1.2 Statement of Problem
Popular centralised big data fusion uses the Hadoop MapReduce architecture, which has high latency and connection bandwidth. The latency and bandwidth are not computationally cost effective.

To address the issues of centralised design, it’s crucial to create a distributed architecture that processes and fuses massive data closer to the source.

1.3 Aims and Objectives

The goal of this study is to create a distributed big data fusion architecture for machine-to-machine (M2M) communication utilising Ensemble Learning.

The research aims are as follows:

1) Create a centralised big data fusion architecture.

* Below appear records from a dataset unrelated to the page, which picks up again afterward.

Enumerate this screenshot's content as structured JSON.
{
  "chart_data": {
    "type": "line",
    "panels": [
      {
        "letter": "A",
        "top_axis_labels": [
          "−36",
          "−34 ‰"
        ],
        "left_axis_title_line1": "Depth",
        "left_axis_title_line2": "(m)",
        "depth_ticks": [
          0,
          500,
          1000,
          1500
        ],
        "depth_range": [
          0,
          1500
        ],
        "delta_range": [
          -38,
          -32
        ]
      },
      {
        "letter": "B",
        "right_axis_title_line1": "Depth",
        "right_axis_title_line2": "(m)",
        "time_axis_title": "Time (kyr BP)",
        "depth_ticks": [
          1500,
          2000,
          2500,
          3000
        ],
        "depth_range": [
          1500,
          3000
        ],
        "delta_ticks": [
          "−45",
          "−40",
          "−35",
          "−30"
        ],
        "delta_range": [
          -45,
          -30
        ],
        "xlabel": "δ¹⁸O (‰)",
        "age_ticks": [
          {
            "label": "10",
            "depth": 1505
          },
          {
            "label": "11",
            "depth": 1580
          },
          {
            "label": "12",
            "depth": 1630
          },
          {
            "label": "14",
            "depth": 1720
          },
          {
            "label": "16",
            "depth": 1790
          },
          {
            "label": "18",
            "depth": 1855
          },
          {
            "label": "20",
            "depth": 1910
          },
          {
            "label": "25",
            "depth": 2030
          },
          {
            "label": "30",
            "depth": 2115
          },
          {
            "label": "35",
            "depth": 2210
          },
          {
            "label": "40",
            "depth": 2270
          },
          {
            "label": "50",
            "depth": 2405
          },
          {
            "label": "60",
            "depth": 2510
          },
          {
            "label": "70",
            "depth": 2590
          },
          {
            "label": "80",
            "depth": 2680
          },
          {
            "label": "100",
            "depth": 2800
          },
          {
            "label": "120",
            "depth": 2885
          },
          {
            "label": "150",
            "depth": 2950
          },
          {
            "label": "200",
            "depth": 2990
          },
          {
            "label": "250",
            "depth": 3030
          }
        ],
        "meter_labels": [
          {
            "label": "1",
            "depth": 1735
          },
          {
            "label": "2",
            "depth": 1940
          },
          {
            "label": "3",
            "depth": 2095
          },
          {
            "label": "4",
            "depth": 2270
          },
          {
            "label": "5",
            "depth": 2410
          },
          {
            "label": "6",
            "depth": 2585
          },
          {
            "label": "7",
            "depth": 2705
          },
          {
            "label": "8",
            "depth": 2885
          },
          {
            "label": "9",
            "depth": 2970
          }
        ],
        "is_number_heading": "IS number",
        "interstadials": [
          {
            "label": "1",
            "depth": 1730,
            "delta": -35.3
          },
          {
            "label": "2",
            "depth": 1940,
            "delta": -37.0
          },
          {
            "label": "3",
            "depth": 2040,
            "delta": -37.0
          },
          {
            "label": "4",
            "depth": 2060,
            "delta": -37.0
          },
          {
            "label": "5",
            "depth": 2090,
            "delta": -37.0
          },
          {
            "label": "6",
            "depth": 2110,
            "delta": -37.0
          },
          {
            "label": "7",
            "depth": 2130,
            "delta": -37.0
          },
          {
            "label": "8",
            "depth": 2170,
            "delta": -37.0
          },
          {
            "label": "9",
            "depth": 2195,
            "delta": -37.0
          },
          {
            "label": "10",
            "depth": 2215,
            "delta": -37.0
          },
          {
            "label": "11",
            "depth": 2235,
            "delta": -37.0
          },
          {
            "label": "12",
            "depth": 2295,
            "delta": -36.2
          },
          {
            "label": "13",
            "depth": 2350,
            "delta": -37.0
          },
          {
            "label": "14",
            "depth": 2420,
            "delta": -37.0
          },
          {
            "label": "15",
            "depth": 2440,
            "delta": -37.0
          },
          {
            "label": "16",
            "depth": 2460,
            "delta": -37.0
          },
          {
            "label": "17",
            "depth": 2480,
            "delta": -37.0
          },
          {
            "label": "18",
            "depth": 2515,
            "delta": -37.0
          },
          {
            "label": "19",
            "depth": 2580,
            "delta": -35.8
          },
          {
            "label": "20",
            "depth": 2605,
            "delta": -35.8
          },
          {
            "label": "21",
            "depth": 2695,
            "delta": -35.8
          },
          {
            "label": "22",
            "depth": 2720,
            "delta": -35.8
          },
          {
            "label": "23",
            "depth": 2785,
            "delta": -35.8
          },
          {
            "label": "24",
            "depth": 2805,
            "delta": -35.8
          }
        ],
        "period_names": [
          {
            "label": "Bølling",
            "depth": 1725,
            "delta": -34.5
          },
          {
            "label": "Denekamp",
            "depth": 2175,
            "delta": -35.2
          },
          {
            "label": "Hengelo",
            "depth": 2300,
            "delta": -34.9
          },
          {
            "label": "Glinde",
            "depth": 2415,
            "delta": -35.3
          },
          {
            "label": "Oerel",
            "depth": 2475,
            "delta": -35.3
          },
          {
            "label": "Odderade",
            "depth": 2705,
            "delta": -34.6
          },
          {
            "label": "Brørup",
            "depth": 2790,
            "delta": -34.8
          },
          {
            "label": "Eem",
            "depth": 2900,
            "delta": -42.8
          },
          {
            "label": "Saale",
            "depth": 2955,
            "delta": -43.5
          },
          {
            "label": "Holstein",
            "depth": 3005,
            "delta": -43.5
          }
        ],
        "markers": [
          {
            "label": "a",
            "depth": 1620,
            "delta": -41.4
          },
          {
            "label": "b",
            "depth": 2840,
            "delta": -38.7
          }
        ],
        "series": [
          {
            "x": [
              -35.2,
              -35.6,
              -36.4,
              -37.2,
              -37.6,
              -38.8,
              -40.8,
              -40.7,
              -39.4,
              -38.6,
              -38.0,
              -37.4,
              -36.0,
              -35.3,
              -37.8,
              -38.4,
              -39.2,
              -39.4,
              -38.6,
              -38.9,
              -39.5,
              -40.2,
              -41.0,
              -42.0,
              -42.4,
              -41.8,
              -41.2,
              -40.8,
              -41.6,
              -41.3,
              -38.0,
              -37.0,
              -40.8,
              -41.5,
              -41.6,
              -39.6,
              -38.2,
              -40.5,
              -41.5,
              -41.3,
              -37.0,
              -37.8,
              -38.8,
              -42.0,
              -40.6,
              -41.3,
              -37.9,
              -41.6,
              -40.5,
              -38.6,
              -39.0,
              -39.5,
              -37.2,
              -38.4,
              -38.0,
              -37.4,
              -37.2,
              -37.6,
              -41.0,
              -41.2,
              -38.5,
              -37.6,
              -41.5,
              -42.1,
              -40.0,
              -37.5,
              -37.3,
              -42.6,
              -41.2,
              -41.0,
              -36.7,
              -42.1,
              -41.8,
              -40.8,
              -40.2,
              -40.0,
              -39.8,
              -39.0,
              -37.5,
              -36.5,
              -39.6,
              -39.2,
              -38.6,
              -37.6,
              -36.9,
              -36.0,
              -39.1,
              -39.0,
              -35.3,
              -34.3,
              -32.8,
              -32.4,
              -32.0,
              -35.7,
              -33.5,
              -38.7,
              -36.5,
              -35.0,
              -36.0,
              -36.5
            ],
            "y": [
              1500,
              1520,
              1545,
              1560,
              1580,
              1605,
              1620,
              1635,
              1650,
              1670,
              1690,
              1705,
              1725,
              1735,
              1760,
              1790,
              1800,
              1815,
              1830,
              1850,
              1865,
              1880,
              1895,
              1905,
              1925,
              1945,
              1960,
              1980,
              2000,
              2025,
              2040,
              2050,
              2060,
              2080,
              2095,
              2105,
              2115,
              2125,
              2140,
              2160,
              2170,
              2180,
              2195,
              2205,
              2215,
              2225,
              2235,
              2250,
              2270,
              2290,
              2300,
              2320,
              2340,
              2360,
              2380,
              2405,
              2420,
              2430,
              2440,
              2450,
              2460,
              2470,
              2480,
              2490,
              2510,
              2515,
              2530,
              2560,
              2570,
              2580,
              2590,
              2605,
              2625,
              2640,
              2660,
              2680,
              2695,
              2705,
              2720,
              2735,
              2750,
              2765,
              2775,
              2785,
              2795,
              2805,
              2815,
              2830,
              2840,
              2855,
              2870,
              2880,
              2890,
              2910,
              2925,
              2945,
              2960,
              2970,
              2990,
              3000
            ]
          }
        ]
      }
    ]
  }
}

2) To create a distributed large data fusion architecture based on the Fog Computing technique with ensemble learning.

3) To assess the performance of the created architectures utilising accuracy and latency as performance indicators,

I. A comparison of Adaboost’s performance in centralised and distributed data fusion architectures.

II. Performance comparison of AdaBoost in distributed architecture versus Ensemble Adaboost in distributed data fusion architecture.

1.4 The Significance of Research
The purpose of this study is to ensure that data is fused and dispersed at the edge utilising fog computing techniques in a distributed architecture. To illustrate the usage of Weikato Environment for Knowledge Analysis (Weka) as a tool for data fusion using ensemble methods.
1.5 Scope of the Study
The goal of this project is to use the WEKA data mining suite to create a distributed data fusion architecture with one terabyte of spatial picture data.